When Patient Safety is Everyone’s Safety
February 28, 2014
While I have written about patient safety many times, I don’t feel that I have nailed the case for “safety collectivism” — the idea that keeping everyone safe starts by taking care of one.
Current safety regulations almost make safety about the regulation itself rather than about doing what is ethically obligated because we are “entrusted with the health of another,” as Florence Nightingale put it. A regulation-phobic culture can blind us to the compelling nature of doing what is right in order to do what is right.
Safety-isolationism fragments safety into single risk factors without regard to their broader implications and ignores the contagion of risk. In other words, if one patient is at risk, all patients are at risk. Add to that staff and visitors. To understand what I mean, let’s look at our relationship to fire.
Fire regulations became necessary when rural homes, separated by acres, gave way to urban living. Given the distance of most houses to the house next door, the last thing we want is to allow the house next door to burn. Clustered communities that have multiple townhouses or condos sharing walls pushes the concept of shared risk further.
Smoke knows no boundaries. Its damage spreads. Smoke is relentlessly persistent its staying power. In fact, the burned house — and its smoke — is bad for the whole neighborhood.
So, seeing a fire risk, smoke, or fire generally calls for immediate intervention by the person who sees it. Fire codes, which are by their very nature preventative, provide for easements, smoke detectors, fire extinguishers, electrical safety, and fire alarms in both public buildings and private residences.
Nightingale demanded that hospital buildings themselves do no harm because statistics back then revealed that patients had a far better survival rate at home than in the hospital. And, yet, today, we feel the same way. We still assume that hospitals are unsafe.
And we tolerate it.
Yes, there is progress. But, as I’ve written before, the most common perception of patient safety being somehow distinct from all other aspects of care is a scary myth.
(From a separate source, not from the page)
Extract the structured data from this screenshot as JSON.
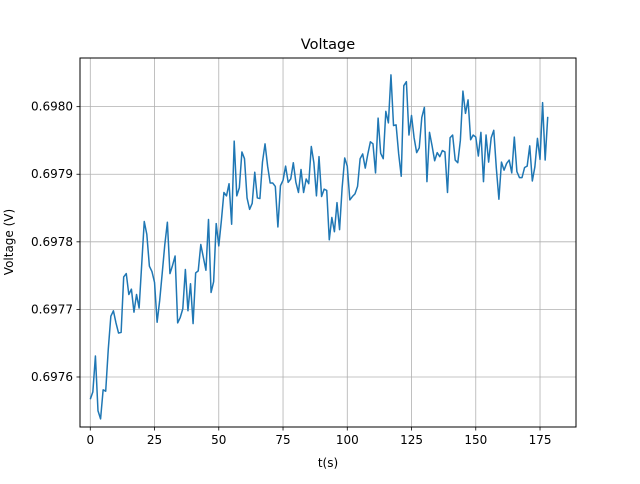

Patient safety must drive every aspect of care because patient safety is staff safety; is community safety; is our safety. It is a living chain link fence that protects all of us, but is vulnerable to each of us. Bottom line: someone’s life is at stake.
What is a primary symptom of a hospital that’s unsafe? Let’s start with the obvious: unclean. Unclean looks like clutter, disarray, un-emptied trash cans (in all sizes), leftover food on tables (including waiting areas), stains on furniture, and much more. Unclean can also look like soiled scrubs, uniforms, badges.
Unclean is unsafe. Patients fall over clutter; dirty, dusty, soiled linens, or otherwise unclean patient rooms or bathrooms increase the risk of infection.
Another symptom of an unsafe hospital is noise. A noisy hospital, which they all are, implies some message or communication is being missed.
Some word not heard. Some patient not heard. Some misunderstanding occurring right now.
Noise is auditory clutter. It is disruptive to the healing process and causes responses that can be measured by increased blood pressure and heart rate. Its antithesis is auditory clarity, when every sound is meaningful and necessary and represents a well-working hospital.
Once broken down into its simplest components, keeping a patient safe is about action rather than non-action. It is about being proactive rather than reactive. It is about prevention rather than after-the-fact treatment or apologies. It is more in-the-moment critical than after-the-fact HCAHPS or patient satisfaction scores can possibly indicate.
So we have to ask ourselves, why would we tolerate any aspect of “unsafe?”